Die aus dem Boden ragenden Wurzeln prallten hart an ihrem Schienbein ab. Sie ignorierte den pochenden Schmerz, der sich in ihr ausbreitete, als ein Stein sich eine Härteprobe mit ihrem Bein erlaubte. Natürlich gewann er.
Sie wusste, dass der Nebelwolf nur noch ein paar Schritte von ihr entfernt war. "Was machst du denn?", meldete sich dann plötzlich eine innere Stimme in ihr zu Wort. Dies ließ sie innehalten. Sie sollte nicht weglaufen. Ein Mensch hatte keine Chance gegen einen Vierbeiner!
Instinktiv sprang sie auf den niedrigsten Ast eines naheliegenden Baumes und brachte sich so vor den auf sie zurasenden, riesigen Klauen in Sicherheit. Sie waren fast so lang, wie ihr ganzer Unterarm und so scharf, wie das schärfste Messer, dass sie je gesehen hatte. Die Krallen könnten einen menschlichen Knochen zerschneiden, als wäre er Butter. Die grauenhafte Vorstellung ließ sie zurückfahren.
Die gelb blitzenden Augen des Untieres starrten sie drohend an. Er war sicher nur zwei Meter unter ihr. Vor Schreck erstarrte Ruby. Nur der Kopf des Tieres war mehr durch den Nebel, den er mit sich trug zu erkennen. Wie hypnotisiert kletterte sie so schnell sie konnte immer höher den Baum hinauf. Ihre Hände umklammerten zitternd die rauen Äste, versuchten, sich irgendwie festzuhalten.
Ihre Knie waren weich geworden und ihre Beine zitterten so sehr, dass sie sich nur noch mit den Händen festhalten konnte. Doch der Wolf hatte spitze Krallen und war stark.
Im Jagdfieber schlug er seine Krallen in den mächtigen Stamm des Baumes und zog sich mit einem kräftigen Zug auf den untersten Ast. Schnell erklomm er auch die weiteren Äste und kam Ruby dabei bedrohlich nahe.
Entsetzt starrte sie auf die klaffenden Zähne in seinem Maul. Da spürte sie wieder den Bogen in ihrer Hand und atmete tief durch. Es war noch nicht vorbei mit ihr.
Schnell spannte sie ihn und legte einen Pfeil auf die straffe Sehne.

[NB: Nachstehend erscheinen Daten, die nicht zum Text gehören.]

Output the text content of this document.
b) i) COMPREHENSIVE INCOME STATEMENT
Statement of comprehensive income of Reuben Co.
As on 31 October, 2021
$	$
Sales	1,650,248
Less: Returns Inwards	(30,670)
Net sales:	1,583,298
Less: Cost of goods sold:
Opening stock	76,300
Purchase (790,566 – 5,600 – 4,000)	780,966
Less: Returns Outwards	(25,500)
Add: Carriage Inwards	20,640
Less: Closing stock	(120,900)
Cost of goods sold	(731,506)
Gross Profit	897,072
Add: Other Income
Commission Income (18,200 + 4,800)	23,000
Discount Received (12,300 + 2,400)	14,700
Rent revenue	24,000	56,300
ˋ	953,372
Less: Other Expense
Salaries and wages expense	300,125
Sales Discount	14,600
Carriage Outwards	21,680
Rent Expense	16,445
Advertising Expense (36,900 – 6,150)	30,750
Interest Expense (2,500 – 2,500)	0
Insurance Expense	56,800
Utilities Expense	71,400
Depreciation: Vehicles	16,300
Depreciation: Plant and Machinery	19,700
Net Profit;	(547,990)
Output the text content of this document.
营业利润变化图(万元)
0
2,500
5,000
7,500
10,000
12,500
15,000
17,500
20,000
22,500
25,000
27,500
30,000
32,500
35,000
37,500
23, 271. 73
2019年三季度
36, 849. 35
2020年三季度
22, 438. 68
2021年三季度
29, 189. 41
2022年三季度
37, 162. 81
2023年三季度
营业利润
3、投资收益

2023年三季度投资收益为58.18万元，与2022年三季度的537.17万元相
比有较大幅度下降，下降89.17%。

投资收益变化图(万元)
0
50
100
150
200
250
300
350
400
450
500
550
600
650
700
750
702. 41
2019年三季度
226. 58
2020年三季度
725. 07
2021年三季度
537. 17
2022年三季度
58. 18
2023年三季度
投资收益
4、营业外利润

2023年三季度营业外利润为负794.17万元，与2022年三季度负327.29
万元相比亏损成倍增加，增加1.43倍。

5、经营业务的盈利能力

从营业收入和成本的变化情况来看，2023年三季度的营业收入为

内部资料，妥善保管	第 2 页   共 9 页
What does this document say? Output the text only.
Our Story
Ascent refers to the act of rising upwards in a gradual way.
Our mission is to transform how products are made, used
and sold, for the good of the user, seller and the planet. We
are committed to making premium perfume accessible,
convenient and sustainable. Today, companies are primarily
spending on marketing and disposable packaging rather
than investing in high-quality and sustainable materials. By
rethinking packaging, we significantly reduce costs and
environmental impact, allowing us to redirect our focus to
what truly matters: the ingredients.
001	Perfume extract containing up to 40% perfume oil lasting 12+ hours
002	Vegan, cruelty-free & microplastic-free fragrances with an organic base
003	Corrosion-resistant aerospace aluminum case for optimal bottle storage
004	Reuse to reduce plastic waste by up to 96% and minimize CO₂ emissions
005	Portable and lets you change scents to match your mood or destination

Zielte auf den Kopf des Nebelwolfs. Dieser ließ sich davon nicht beirren und kam immer näher. Ruby ließ los und der Pfeil sauste auf ihn zu. Innerhalb weniger Sekunden traf er das Tier und blieb in seinem Kopf stecken.
Doch das interessierte ihn nicht.
Er kletterte einfach weiter, als sei nichts geschehen. Mit weit aufgerissenen Augen feuerte Ruby panisch noch ein paar weitere Pfeile ab. Doch es brachte immer noch nichts. Zeigte keine Wirkung. Unaufhaltsam kam das Untier immer näher.
Mittlerweile konnte sie sogar den übel riechenden Atem des Wolfes wahrnehmen. Er stank nach verdorrtem Fleisch und dem letzten Tier, das er verspeist hatte. Dem Geruch nach zu urteilen Ratte. Angewidert drehte sie den Kopf weg.
Aber sie wollte sich noch nicht besiegt geben. Sie wollte um ihr Überleben kämpfen. Und das, bis zu ihrem letzten Atemzug. Mutig griff sie hinter sich, um ihr Schwert von ihrem Rücken zu nehmen. Noch hatte sie eine Chance.
Den Bogen warf sie sich achtlos wieder über die Schulter. Er half ihr jetzt auch nicht weiter. Mit der einen Hand hielt sie sich noch immer an einem Ast über ihr fest. Langsam wurden diese immer dünner. Sie befand sich jetzt bestimmt schon 10 Meter über dem Boden.
Allmählich wurde ihr schwindelig. Mit dem letzten Funken Hoffnung der sich noch in ihr befand, umklammerte sie den polierten Griff ihres Schwertes. Silbern leuchtete die Klinge im Mondlicht auf, die scharfe Spitze hielt sie drohend auf die Augen des Nebelwolfes gerichtete. Wenn er nichts mehr sah, würde sie es leichter haben. So grausam das auch klang.
Mit einem letzten tiefen Atemzug ihrerseits erreichte der Wolf sie. Mit einem ohrenbetäubenden Brüllen sprang er mit den Krallen voran auf Ruby zu.